Zeidler sacudió sonriendo su cabeza de erizo y trató inútilmente de sacarle espuma a la brocha. Ésa fue toda su respuesta. En vista de ello, me declaré dispuesto a alquilarle el cuarto, incluyendo la bañera, por la suma de cuarenta marcos mensuales.
Cuando estábamos de nuevo en el corredor, especie de tubo mal iluminado al que daban varias habitaciones con sus puertas diversamente pintadas y en parte con vidrios, pregunté quién más vivía en el piso.
—Mi mujer y unos inquilinos.
Toqué una puerta de vidrio esmerilado en el centro del corredor a la que podía accederse, desde la del piso, con un solo paso.
—Aquí se aloja la enfermera. Pero para usted es igual. De todos modos no llegará usted a verla, porque sólo viene a dormir, y eso no siempre.

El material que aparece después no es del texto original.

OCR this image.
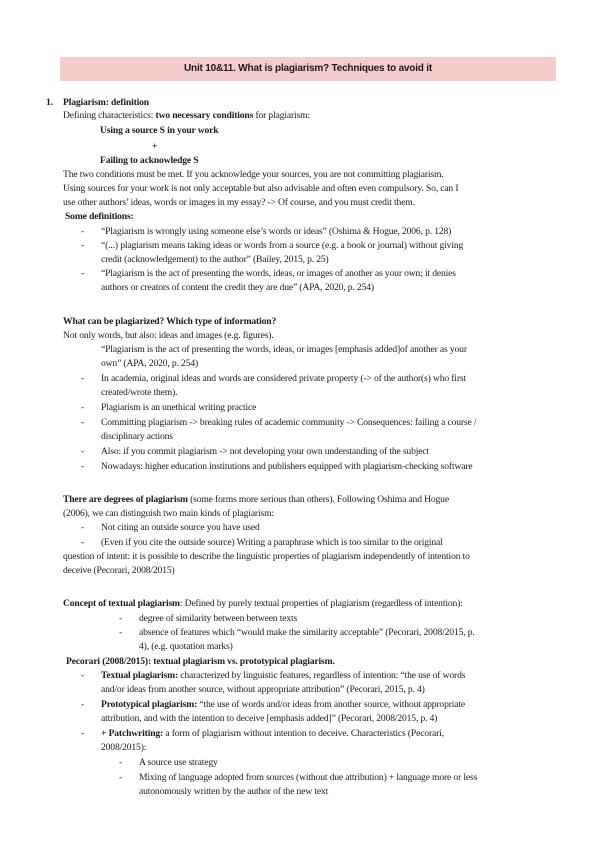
Unit 10&11. What is plagiarism? Techniques to avoid it
1. Plagiarism: definition
Defining characteristics: two necessary conditions for plagiarism:
Using a source S in your work
+
Failing to acknowledge S
The two conditions must be met. If you acknowledge your sources, you are not committing plagiarism.
Using sources for your work is not only acceptable but also advisable and often even compulsory. So, can I
use other authors’ ideas, words or images in my essay? -> Of course, and you must credit them.
Some definitions:
- “Plagiarism is wrongly using someone else’s words or ideas” (Oshima & Hogue, 2006, p. 128)
- “(...) plagiarism means taking ideas or words from a source (e.g. a book or journal) without giving
credit (acknowledgement) to the author” (Bailey, 2015, p. 25)
- “Plagiarism is the act of presenting the words, ideas, or images of another as your own; it denies
authors or creators of content the credit they are due” (APA, 2020, p. 254)
What can be plagiarized? Which type of information?
Not only words, but also: ideas and images (e.g. figures).
“Plagiarism is the act of presenting the words, ideas, or images [emphasis added]of another as your
own” (APA, 2020, p. 254)
- In academia, original ideas and words are considered private property (-> of the author(s) who first
created/wrote them).
- Plagiarism is an unethical writing practice
- Committing plagiarism -> breaking rules of academic community -> Consequences: failing a course /
disciplinary actions
- Also: if you commit plagiarism -> not developing your own understanding of the subject
- Nowadays: higher education institutions and publishers equipped with plagiarism-checking software
There are degrees of plagiarism (some forms more serious than others). Following Oshima and Hogue
(2006), we can distinguish two main kinds of plagiarism:
- Not citing an outside source you have used
- (Even if you cite the outside source) Writing a paraphrase which is too similar to the original
question of intent: it is possible to describe the linguistic properties of plagiarism independently of intention to
deceive (Pecorari, 2008/2015)
Concept of textual plagiarism: Defined by purely textual properties of plagiarism (regardless of intention):
- degree of similarity between between texts
- absence of features which “would make the similarity acceptable” (Pecorari, 2008/2015, p.
4), (e.g. quotation marks)
Pecorari (2008/2015): textual plagiarism vs. prototypical plagiarism.
- Textual plagiarism: characterized by linguistic features, regardless of intention: “the use of words
and/or ideas from another source, without appropriate attribution” (Pecorari, 2015, p. 4)
- Prototypical plagiarism: “the use of words and/or ideas from another source, without appropriate
attribution, and with the intention to deceive [emphasis added]” (Pecorari, 2008/2015, p. 4)
- + Patchwriting: a form of plagiarism without intention to deceive. Characteristics (Pecorari,
2008/2015):
- A source use strategy
- Mixing of language adopted from sources (without due attribution) + language more or less
autonomously written by the author of the new text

No voy a decir que al oír la palabra «enfermera» Óscar se estremeciera. Asintió con la cabeza, no se atrevió a preguntar más acerca de los otros inquilinos y se dio por enterado respecto a su cuarto con bañera; éste quedaba a la derecha y, con el ancho de su puerta, cerraba el paso del corredor.
Zeidler me tocó la solapa: —Si dispone de un infiernillo de alcohol, puede usted cocinar en su cuarto. Por mi parte tampoco tengo inconveniente en que lo haga en la cocina, si el fogón no le queda demasiado alto.

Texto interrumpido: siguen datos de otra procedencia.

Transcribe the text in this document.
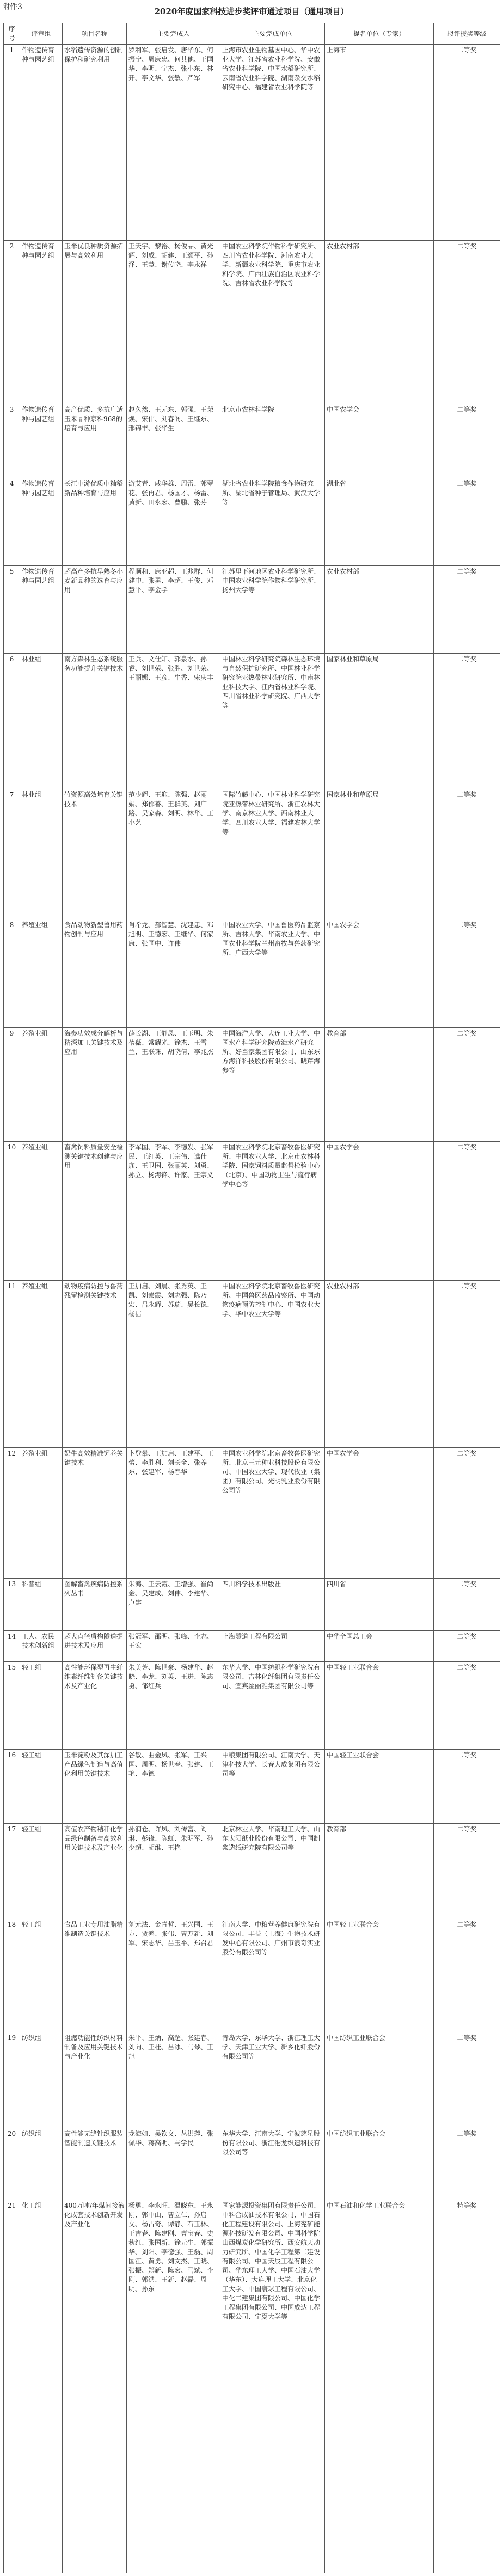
附件3	2020年度国家科技进步奖评审通过项目（通用项目）
序号	评审组	项目名称	主要完成人	主要完成单位	提名单位（专家）	拟评授奖等级
1	作物遗传育种与园艺组	水稻遗传资源的创制保护和研究利用	罗利军、张启发、唐华东、何振宁、周康忠、何其他、王国华、李明、宁杰、张小东、林开、李文华、张敏、严军	上海市农业生物基因中心、华中农业大学、江苏省农业科学院、安徽省农业科学院、中国水稻研究所、云南省农业科学院、湖南杂交水稻研究中心、福建省农业科学院等	上海市	二等奖
2	作物遗传育种与园艺组	玉米优良种质资源拓展与高效利用	王天宇、黎裕、杨俊品、黄光辉、刘成、胡建、王颂平、孙泽、王慧、谢传晓、李永祥	中国农业科学院作物科学研究所、四川省农业科学院、河南农业大学、新疆农业科学院、重庆市农业科学院、广西壮族自治区农业科学院、吉林省农业科学院等	农业农村部	二等奖
3	作物遗传育种与园艺组	高产优质、多抗广适玉米品种京科968的培育与应用	赵久然、王元东、郭强、王荣焕、宋伟、刘春阁、王继东、邢锦丰、张华生	北京市农林科学院	中国农学会	二等奖
4	作物遗传育种与园艺组	长江中游优质中籼稻新品种培育与应用	游艾青、戚华雄、周雷、郭翠花、张再君、杨国才、杨雷、黄新、田永宏、曹鹏、张芬	湖北省农业科学院粮食作物研究所、湖北省种子管理局、武汉大学等	湖北省	二等奖
5	作物遗传育种与园艺组	超高产多抗早熟冬小麦新品种的选育与应用	程顺和、康亚超、王兆群、何建中、张勇、李超、王俊、邓慧平、李金学	江苏里下河地区农业科学研究所、中国农业科学院作物科学研究所、扬州大学等	农业农村部	二等奖
6	林业组	南方森林生态系统服务功能提升关键技术	王兵、文仕知、郭泉水、孙睿、刘世荣、张胜、刘世荣、王丽娜、王彦、牛香、宋庆丰	中国林业科学研究院森林生态环境与自然保护研究所、中国林业科学研究院亚热带林业研究所、中南林业科技大学、江西省林业科学院、四川省林业科学研究院、广西大学等	国家林业和草原局	二等奖
7	林业组	竹资源高效培育关键技术	范少辉、王迎、陈强、赵丽娟、郑郁善、王群英、刘广路、吴家森、刘明、林华、王小艺	国际竹藤中心、中国林业科学研究院亚热带林业研究所、浙江农林大学、南京林业大学、西南林业大学、四川农业大学、福建农林大学等	国家林业和草原局	二等奖
8	养殖业组	食品动物新型兽用药物创制与应用	肖希龙、郝智慧、沈建忠、邓旭明、王德宏、王继华、何家康、张国中、许伟	中国农业大学、中国兽医药品监察所、吉林大学、华南农业大学、中国农业科学院兰州畜牧与兽药研究所、广西大学等	中国农学会	二等奖
9	养殖业组	海参功效成分解析与精深加工关键技术及应用	薛长湖、王静凤、王玉明、朱蓓薇、常耀光、徐杰、王雪兰、王联珠、胡晓倩、李兆杰	中国海洋大学、大连工业大学、中国水产科学研究院黄海水产研究所、好当家集团有限公司、山东东方海洋科技股份有限公司、晓芹海参等	教育部	二等奖
10	养殖业组	畜禽饲料质量安全检测关键技术创建与应用	李军国、李军、李德发、张军民、王红英、王宗伟、谯仕彦、王卫国、张丽英、刘勇、孙立、杨海锋、许家、王宗义	中国农业科学院北京畜牧兽医研究所、中国农业大学、北京市农林科学院、国家饲料质量监督检验中心（北京）、中国动物卫生与流行病学中心等	中国农学会	二等奖
11	养殖业组	动物疫病防控与兽药残留检测关键技术	王加启、刘晨、张秀英、王凯、刘素霞、刘志强、陈乃宏、吕永辉、苏瑞、吴长德、杨洁	中国农业科学院北京畜牧兽医研究所、中国兽医药品监察所、中国动物疫病预防控制中心、中国农业大学、华中农业大学等	农业农村部	二等奖
12	养殖业组	奶牛高效精准饲养关键技术	卜登攀、王加启、王建平、王蕾、李胜利、刘长全、张养东、张建军、杨春华	中国农业科学院北京畜牧兽医研究所、北京三元种业科技股份有限公司、中国农业大学、现代牧业（集团）有限公司、光明乳业股份有限公司等	中国农学会	二等奖
13	科普组	图解畜禽疾病防控系列丛书	朱鸿、王云霞、王增强、崔尚金、吴建成、刘伟、李建华、卢建	四川科学技术出版社	四川省	二等奖
14	工人、农民技术创新组	超大直径盾构隧道掘进技术及应用	张冠军、邵明、张峰、李志、王宏	上海隧道工程有限公司	中华全国总工会	二等奖
15	轻工组	高性能环保型再生纤维素纤维制备关键技术及产业化	朱美芳、陈世豪、杨建华、赵晓、李龙、刘英、王进、陈志勇、邹红兵	东华大学、中国纺织科学研究院有限公司、吉林化纤集团有限责任公司、宜宾丝丽雅集团有限公司等	中国轻工业联合会	二等奖
16	轻工组	玉米淀粉及其深加工产品绿色制造与高值化利用关键技术	谷敏、曲金凤、张军、王兴国、周明、杨世春、张建、王艳、李德	中粮集团有限公司、江南大学、天津科技大学、长春大成集团有限公司等	中国轻工业联合会	二等奖
17	轻工组	高值农产物秸秆化学品绿色制备与高效利用关键技术及产业化	孙润仓、许凤、刘传富、阎琳、彭锋、陈虹、朱明军、孙少超、胡维、王艳	北京林业大学、华南理工大学、山东太阳纸业股份有限公司、中国制浆造纸研究院有限公司等	教育部	二等奖
18	轻工组	食品工业专用油脂精准制造关键技术	刘元法、金青哲、王兴国、王方、贾鸿、张伟、曹万新、刘军、宋志华、吕玉平、郑召君	江南大学、中粮营养健康研究院有限公司、丰益（上海）生物技术研发中心有限公司、广州市浪奇实业股份有限公司等	中国轻工业联合会	二等奖
19	纺织组	阻燃功能性纺织材料制备及应用关键技术与产业化	朱平、王炳、高超、张建春、刘向、王桂、吕冰、马琴、王旭	青岛大学、东华大学、浙江理工大学、天津工业大学、新乡化纤股份有限公司等	中国纺织工业联合会	二等奖
20	纺织组	高性能无缝针织服装智能制造关键技术	龙海如、吴钦文、丛洪莲、张佩华、蒋高明、马学民	东华大学、江南大学、宁波慈星股份有限公司、浙江港龙织造科技有限公司等	中国纺织工业联合会	二等奖
21	化工组	400万吨/年煤间接液化成套技术创新开发及产业化	杨勇、李永旺、温晓东、王永刚、郭中山、曹立仁、孙启文、杨占奇、谭静、石玉林、王吉春、陈建刚、曹宝春、史秋红、张国新、徐元生、郭振华、刘阳、李德强、王磊、周国江、黄勇、刘文杰、王晓、张振、郑新、陈宏、马斌、李刚、郭洪、王新、赵磊、周明、孙东	国家能源投资集团有限责任公司、中科合成油技术有限公司、中国石化工程建设有限公司、上海兖矿能源科技研发有限公司、中国科学院山西煤炭化学研究所、西安航天动力研究所、中国化学工程第二建设有限公司、中国天辰工程有限公司、华东理工大学、中国石油大学（华东）、大连理工大学、北京化工大学、中国寰球工程有限公司、中化二建集团有限公司、中国化学工程集团有限公司、中国成达工程有限公司、宁夏大学等	中国石油和化学工业联合会	特等奖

Era su primera insinuación a propósito de la talla de Óscar. El escrito de recomendación de la Academia de Bellas Artes, al que había echado un rápido vistazo, produjo su efecto, pues iba firmado por el director, profesor Reuser. Dije que sí y amén a todas sus recomendaciones, tomé nota de que la cocina quedaba a la izquierda, junto a mi cuarto, y le prometí que daría mi ropa a lavar afuera, porque él temía que el vapor pudiera estropear el empapelado del cuarto de baño; eso podía prometérselo con alguna seguridad, pues María se había declarado dispuesta a lavarme mi ropa.
Aquí hubiera yo debido irme, llevar mi equipaje y llenar los formularios del cambio de domicilio. Pero Óscar no hizo nada de eso. No se decidía a separarse del alojamiento. Sin motivo alguno para ello, rogó al futuro arrendador que le indicara el excusado. Con el pulgar señaló éste una puerta de madera recién terciada que recordaba los años de guerra y los años inmediatamente posteriores. Al disponerse Óscar a servirse al instante del lugar, Zeidler, al que el jabón se le secaba en la cara y le escocía, le encendió la luz.
Ya dentro, comencé a irritarme, porque Óscar no sentía ninguna necesidad. Esperé de todos modos con obstinación a soltar algo de agua, lo que, dada la poca presión de la vejiga, me costó bastante trabajo, y además, como estaba demasiado cerca del asiento de madera, tuve que esforzarme por no mojarlo, ni tampoco las baldosas. Con el pañuelo eliminé las trazas en el asiento desgastado, y las suelas de Óscar tuvieron que borrar unas gotas desafortunadas que habían caído en las baldosas.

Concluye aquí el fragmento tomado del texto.